This week Premier Kathleen Wynne announced that Ontario will increase minimum wage to $15 an hour by 2019. Current minimum wage sits at $11.40 with more than a quarter of employees in Ontario making less than $15 an hour. This increase, the largest in the province’s history, is also accompanied by several other proposals including:
Equal pay for part-time: those who do the same work as full-time employees on a part-time, seasonal or casual basis should be paid the same.
Increased vacation entitlements: employees will receive at least three weeks of vacation after five years with a company.
Expanded personal-emergency leave: all employees can expect 10 days of personal-emergency leave, including two paid days. Currently, personal-emergency leave only applies to workplaces with 50 or more employees. The amendment would provide personal-emergency leave days to all employees, regardless of workplace size.
Scheduled overtime requirements: an employer will no longer need to receive ministry approval for employees working 48 to 60 hours a week.

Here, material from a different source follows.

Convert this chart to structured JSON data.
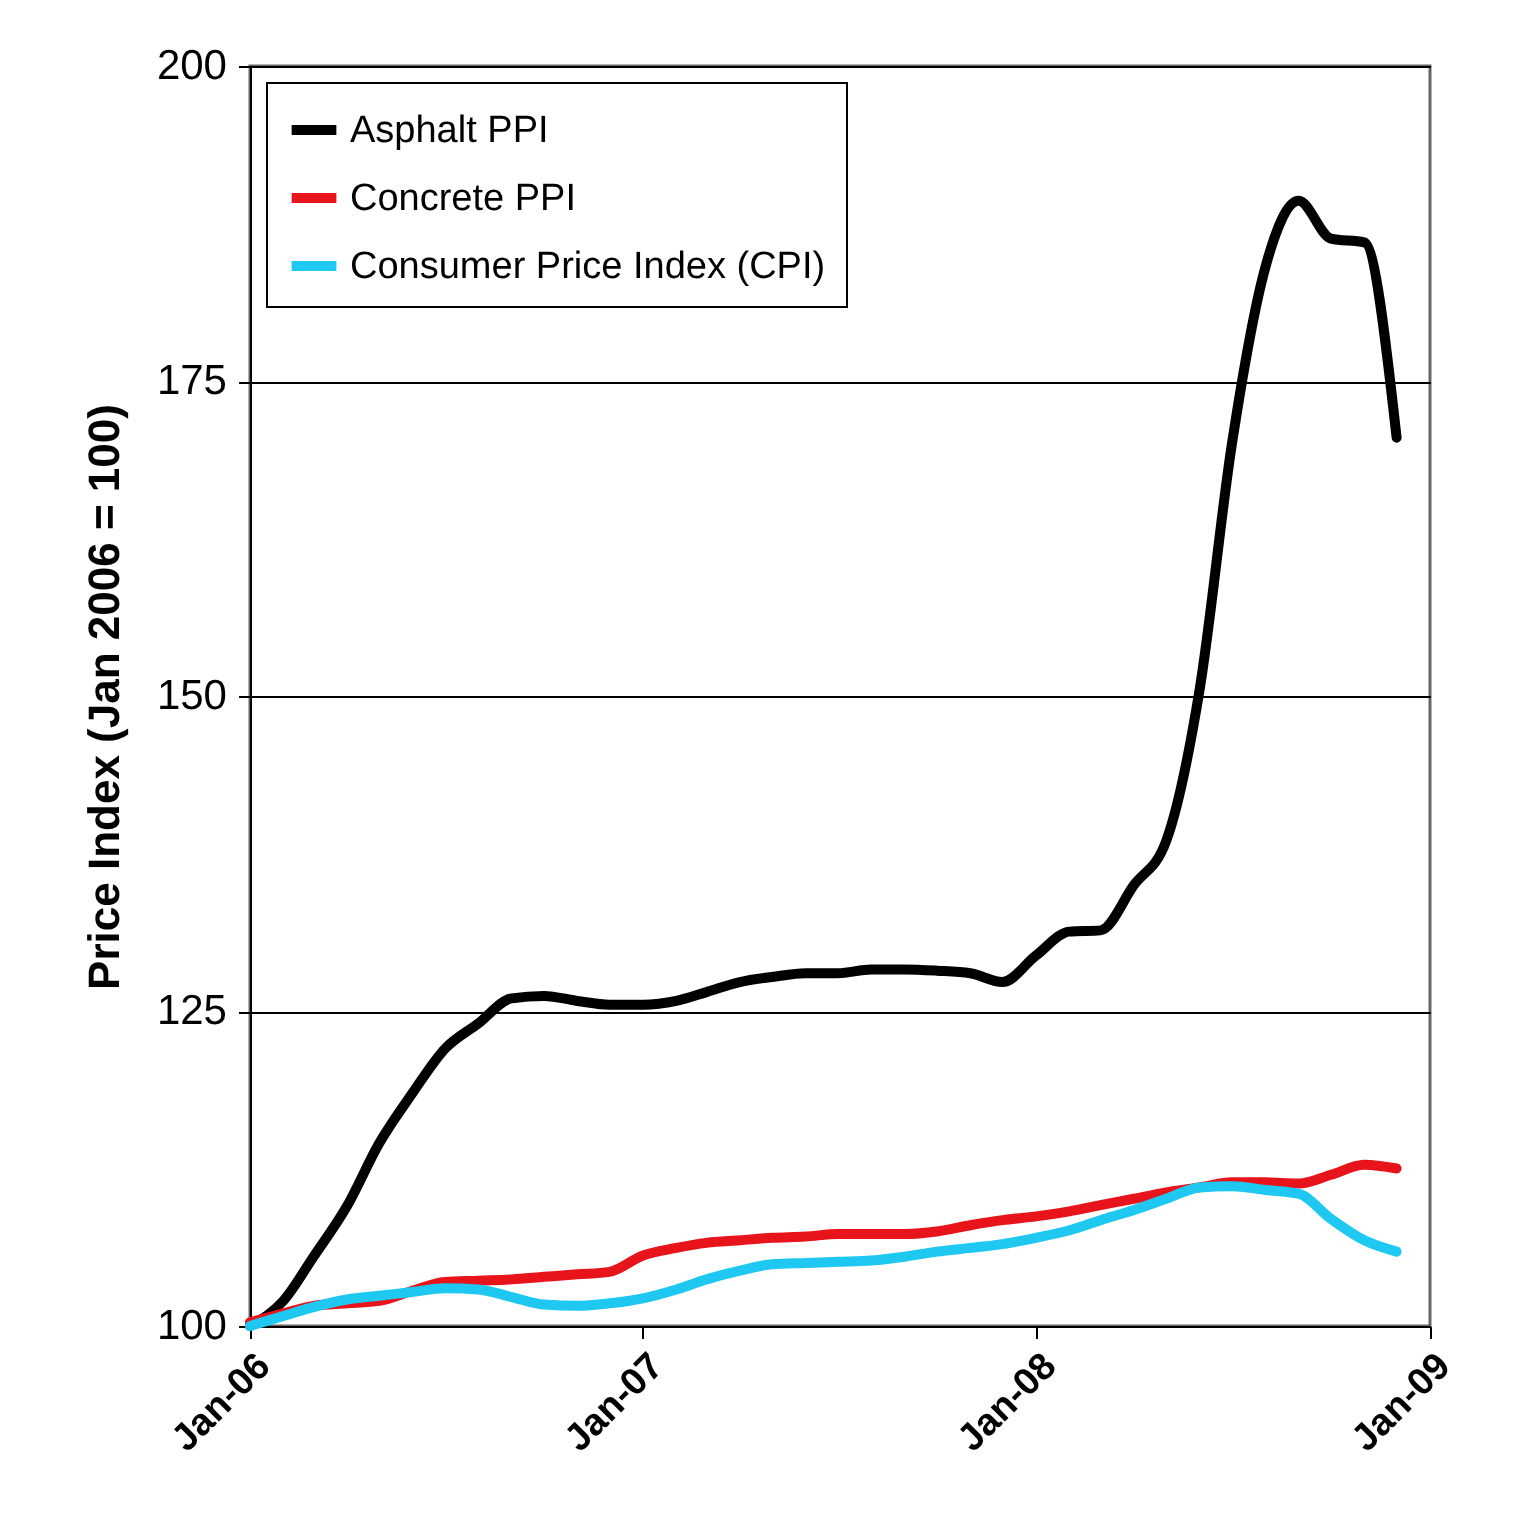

Physician notes for absences: if an employee is taking a personal emergency day an employer will be prohibited from requesting a sick note.
These changes are in response to a recent report that found that new technology, a shrinking manufacturing sector, as well as other factors have left over one-third of Ontario’s workforce vulnerable.
The proposal was met with mixed reviews, with critics sharing concern about how this increase to minimum wage will affect small businesses and consumer costs while others applaud the proposals as a step towards creating fair workplaces.